Elle me sourit encore une fois et m'adresse un signe de la main en s'éloignant. Je la regarde tourner au coin de rue et monte dans la voiture. Je ne regarde pas une seule seconde ma mère mais je sens son regard sur moi. Elle inspire et expire bruyamment avant de démarrer et de s'engager dans le trafic. Elle ne dit rien jusqu'à ce que l'on arrive au premier feu rouge.

- Qu'est-ce qui t'arrives Jay ? C'est la deuxième bagarre. Tu as des problèmes ?

- Non.

Je sens arriver ses impérissables reproches comme quoi je ne change pas, que je deviens mauvais, que je dois passer à autre chose, que je dois arrêter de faire souffrir notre famille et j'en passe.

- Jay s'il te plait. Parle moi. Il faut que tu avances maintenant.
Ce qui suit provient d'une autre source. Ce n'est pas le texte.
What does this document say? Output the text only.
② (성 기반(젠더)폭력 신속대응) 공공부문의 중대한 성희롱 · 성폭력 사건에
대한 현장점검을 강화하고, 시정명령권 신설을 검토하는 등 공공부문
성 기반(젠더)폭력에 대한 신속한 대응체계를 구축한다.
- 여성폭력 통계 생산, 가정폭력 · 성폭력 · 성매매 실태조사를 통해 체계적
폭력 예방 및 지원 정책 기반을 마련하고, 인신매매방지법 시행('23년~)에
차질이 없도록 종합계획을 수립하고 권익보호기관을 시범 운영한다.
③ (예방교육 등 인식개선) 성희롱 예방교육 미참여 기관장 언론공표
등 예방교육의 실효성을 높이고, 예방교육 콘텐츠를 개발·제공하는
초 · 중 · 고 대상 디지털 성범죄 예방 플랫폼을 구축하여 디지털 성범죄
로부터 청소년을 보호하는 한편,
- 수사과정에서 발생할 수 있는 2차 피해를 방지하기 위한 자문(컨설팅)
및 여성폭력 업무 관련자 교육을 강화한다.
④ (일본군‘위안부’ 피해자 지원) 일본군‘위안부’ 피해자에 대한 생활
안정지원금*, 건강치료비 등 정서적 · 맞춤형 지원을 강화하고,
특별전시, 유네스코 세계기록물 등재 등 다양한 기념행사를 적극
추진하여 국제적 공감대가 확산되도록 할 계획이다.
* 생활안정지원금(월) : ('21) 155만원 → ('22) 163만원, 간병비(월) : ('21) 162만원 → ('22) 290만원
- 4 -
Ne regarde plus derrière toi. Apprends à pardonner.

- Non maman. J'en ai assez de tes reproches. Tu ne cesses de dire que je dois tourner la page mais est-ce tout ça est vraiment réglé ?

Le feu rouge passe au vert elle reprend la route. Elle reste focalisée sur la route mais me jette sans cesse des coups d'oeil.

- De quoi tu parles ? demande-t-elle, inquiète.

- Je te parle du fait que tu es la seule à ne pas t'être regarder dans un miroir. Moi au moins j'ai accepté le fait que j'ai changé et que je suis devenu quelqu'un d'affreux avec vous. Je l'admets. Mais toi, tu ne cesses de reporter la faute sur moi. Remets toi en question.

- Tu n'as pas la droit de dire ça Jay. Si quelqu'un a bien brisé notre famille, c'est toi enfin. Tu ne fais que noircir notre quotidien avec ton mauvais comportement.

Je tourne brusquement la tête vers elle quand elle prononce les mots c'est toi. Ma mâchoire se serre. Je dois sortir de là. Je n'ai plus d'air. Je vais exploser. Je lui dis doucement d'arrêter la voiture.

- Quoi ? Non Jay. Cette fois, tu ne traîneras pas dehors.

- Arrête cette voiture bon sang ! je hurle.

Elle me regarde et je vois la peur dans ses yeux. Mais à ce moment précis, je n'en ai rien à faire. Elle a dit ce qu'il ne fallait jamais dire. Elle se gare rapidement sur le côté et je sors en furie. Je claque la portière et marche à grandes enjambées dans la direction opposée. Je marche sans réfléchir encore une fois. J'en ai tellement marre. Je ne veux plus entendre ces reproches, ces accusations, ces faux propos. Je ne suis responsable de rien dans ce qui s'est passé. Comment peut-elle tout me mettre sur le dos ? J'ai envie de hurler. Je pense directement à aller à la salle de sport où je vais chaque semaine. Je pourrais au moins frapper sur quelque chose et ça me fera du bien. C'est au bout d'une heure trente que j'y arrive enfin. Je me change grâce aux vêtements dans le casier qui m'a été attribué puis me trouve un coin où un pushing-ball est libre. J'enfile des gants et commence à frapper de plus en plus fort. Ma colère doit sortir. Je ne m'arrête de frapper qu'au bout de cinquante minutes. J'ai ensuite couru sur le tapis roulant et lorsque j'estime être assez en sueur, je file à la douche. Je marche ensuite jusqu'à la prochaine station de métro pour retourner chez moi. Je me sens bien mieux. J'ai sorti tout ce que ma mère a dit de ma tête et j'ai retrouver la raison.